Il y a encore vingt ans, «la gare maritime était une simple tente. Aujourd'hui, il y a deux gares maritimes, financées par les armateurs» entre le Vieux-Port et l'Estaque, raconte Dominique Vlasto, adjointe au maire chargée du tourisme.

Pollution atmosphérique

Dans une ville pauvre, frappée par un chômage important, la mairie voit ce tourisme de masse comme une manne, même si des écologistes, dont récemment l'association Robin des Bois, ont dénoncé la contribution de ces navires à la pollution atmosphérique.

«Les deux tiers des croisiéristes qui font escale restent chez nous, à Marseille. Un tiers va visiter le reste de la métropole» ou au-delà, se félicite Mme Vlasto. En moyenne, chaque croisiériste dépense autour de 68 euros à terre, d'abord en shopping et en souvenirs, ensuite en boissons et visites, détaille-t-elle.

Les croisières sont également devenues cruciales pour le Grand port maritime de Marseille, le premier de France, confronté à la crise industrielle. Contrairement à ses rivaux de Méditerranée, il a encore de la marge pour accueillir les paquebots, loin des terminaux pétroliers, situés à l'Ouest, à Fos-sur-Mer.
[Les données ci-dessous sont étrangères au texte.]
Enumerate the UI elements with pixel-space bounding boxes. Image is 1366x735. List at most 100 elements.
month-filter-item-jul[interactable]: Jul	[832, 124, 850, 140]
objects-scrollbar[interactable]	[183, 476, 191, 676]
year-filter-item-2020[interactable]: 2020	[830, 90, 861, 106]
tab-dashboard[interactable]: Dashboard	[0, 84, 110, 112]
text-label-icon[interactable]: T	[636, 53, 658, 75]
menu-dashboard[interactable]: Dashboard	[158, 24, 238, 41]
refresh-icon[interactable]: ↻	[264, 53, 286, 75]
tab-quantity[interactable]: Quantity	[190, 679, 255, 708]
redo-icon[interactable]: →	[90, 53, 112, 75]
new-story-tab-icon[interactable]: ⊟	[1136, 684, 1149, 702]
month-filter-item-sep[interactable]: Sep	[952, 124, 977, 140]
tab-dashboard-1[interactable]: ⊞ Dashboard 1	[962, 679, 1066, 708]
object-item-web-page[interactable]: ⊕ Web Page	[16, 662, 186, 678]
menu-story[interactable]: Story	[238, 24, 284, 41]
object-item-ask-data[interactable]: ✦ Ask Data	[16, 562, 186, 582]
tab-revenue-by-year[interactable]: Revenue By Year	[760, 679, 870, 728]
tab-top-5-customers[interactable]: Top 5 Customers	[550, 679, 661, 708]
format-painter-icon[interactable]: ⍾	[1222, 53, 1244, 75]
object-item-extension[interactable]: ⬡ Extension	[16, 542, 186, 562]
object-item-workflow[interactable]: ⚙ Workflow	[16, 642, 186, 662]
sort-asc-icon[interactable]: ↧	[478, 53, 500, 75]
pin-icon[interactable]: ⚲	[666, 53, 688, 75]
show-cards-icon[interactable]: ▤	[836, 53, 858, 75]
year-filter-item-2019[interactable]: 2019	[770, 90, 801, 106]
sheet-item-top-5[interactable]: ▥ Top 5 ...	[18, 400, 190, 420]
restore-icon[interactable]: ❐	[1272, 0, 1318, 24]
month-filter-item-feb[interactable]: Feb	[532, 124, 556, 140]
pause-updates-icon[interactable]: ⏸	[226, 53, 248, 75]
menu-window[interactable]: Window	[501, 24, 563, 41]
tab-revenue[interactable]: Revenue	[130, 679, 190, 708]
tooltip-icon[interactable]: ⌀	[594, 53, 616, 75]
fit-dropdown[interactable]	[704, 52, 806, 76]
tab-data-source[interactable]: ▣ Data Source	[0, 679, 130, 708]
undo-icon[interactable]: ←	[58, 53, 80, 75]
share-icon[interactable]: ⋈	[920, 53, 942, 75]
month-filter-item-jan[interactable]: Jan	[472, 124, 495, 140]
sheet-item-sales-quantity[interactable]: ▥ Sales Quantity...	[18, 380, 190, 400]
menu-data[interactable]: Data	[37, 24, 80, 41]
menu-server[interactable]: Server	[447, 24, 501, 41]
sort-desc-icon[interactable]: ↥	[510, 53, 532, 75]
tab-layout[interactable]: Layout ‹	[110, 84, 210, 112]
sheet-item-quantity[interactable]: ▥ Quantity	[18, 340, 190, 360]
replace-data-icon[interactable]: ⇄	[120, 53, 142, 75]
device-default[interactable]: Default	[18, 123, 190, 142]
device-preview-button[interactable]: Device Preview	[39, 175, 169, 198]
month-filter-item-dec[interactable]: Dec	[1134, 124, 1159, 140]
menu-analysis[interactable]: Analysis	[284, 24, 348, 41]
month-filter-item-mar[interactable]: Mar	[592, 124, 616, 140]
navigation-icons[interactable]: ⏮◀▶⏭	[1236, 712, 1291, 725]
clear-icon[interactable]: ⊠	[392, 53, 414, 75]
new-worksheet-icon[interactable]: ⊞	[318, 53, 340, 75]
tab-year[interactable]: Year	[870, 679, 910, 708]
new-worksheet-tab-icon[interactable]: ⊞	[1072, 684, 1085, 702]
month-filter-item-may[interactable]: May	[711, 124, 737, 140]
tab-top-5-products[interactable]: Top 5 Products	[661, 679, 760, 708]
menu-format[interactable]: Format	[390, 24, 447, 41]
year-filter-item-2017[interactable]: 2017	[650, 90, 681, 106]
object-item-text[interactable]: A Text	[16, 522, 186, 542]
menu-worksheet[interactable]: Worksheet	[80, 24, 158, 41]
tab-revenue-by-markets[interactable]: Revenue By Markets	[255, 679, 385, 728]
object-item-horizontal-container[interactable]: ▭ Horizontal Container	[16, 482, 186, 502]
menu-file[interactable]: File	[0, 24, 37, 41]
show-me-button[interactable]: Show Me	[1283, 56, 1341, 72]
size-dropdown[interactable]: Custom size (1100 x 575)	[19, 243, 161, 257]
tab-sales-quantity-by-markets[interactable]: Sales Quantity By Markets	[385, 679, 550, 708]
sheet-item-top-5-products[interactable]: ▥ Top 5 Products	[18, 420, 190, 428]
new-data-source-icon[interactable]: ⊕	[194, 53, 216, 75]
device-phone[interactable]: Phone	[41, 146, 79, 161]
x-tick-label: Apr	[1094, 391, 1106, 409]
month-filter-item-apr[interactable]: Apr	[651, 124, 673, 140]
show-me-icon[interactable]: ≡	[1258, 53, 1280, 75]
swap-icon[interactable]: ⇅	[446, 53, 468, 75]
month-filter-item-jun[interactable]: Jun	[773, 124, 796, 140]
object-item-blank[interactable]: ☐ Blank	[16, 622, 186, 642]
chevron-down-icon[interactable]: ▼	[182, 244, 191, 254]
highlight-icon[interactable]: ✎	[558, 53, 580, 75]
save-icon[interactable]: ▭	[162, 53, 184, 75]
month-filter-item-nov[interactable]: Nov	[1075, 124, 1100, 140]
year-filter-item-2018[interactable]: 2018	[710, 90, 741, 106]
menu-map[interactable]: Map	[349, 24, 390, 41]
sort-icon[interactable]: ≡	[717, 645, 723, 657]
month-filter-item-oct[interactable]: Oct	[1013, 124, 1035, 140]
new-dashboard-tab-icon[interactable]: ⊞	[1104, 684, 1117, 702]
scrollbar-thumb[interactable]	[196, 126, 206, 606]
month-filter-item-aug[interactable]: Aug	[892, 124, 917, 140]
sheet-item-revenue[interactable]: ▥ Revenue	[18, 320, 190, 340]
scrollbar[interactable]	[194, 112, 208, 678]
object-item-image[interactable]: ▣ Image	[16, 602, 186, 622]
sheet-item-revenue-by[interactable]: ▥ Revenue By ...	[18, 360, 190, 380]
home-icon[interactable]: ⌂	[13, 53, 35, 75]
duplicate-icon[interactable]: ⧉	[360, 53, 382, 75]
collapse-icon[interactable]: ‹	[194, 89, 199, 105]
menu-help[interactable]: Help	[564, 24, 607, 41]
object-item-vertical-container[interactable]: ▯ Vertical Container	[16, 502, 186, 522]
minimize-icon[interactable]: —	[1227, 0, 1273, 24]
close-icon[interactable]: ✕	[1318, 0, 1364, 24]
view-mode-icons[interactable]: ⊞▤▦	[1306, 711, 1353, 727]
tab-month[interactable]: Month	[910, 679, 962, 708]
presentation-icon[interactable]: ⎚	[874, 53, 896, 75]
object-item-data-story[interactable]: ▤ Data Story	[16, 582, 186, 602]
«Tout est déjà fait» pour pouvoir accueillir en même temps jusqu'à 8 paquebots, dont les plus gros du monde, souligne Jean-François Suhas, président du Club de la Croisière Marseille Provence, qui réunit les acteurs du secteur. «On a la marge pour 3 à 3,5 millions de passagers» annuels sans autres aménagements majeurs.

La remise en service de la forme 10, la plus grande cale sèche de Méditerranée, vaste comme quatre terrains de football, va aussi permettre d'offrir aux compagnies des services de réparation et d'entretien de navires.

Mais pour Marseille, l'enjeu est d'accueillir non plus de simples escales mais des «têtes des lignes», c'est-à-dire que les croisières commencent ou se terminent à Marseille, analyse Didier Arino, directeur du cabinet Protourisme. De quoi démultiplier les retombées économiques, notamment en nuits d'hôtels et restaurants.

Pour cela, il faut encore développer les lignes aériennes directes, surtout vers les États-Unis et les noeuds aéroportuaires du Moyen-Orient, juge M. Suhas.

Si le Mucem, la rénovation du Vieux-Port, les excursions vers Cassis, Aix-en-Provence, Arles, et Avignon, sont autant d'arguments en faveur de Marseille, «la question des embouteillages et de la fluidité de l'accès au centre-ville reste un point noir», estime aussi Didier Arino. Et l'image de la ville reste également un point sensible, les croisiéristes étant très sourcilleux sur les questions de sécurité, notent aussi les différents acteurs.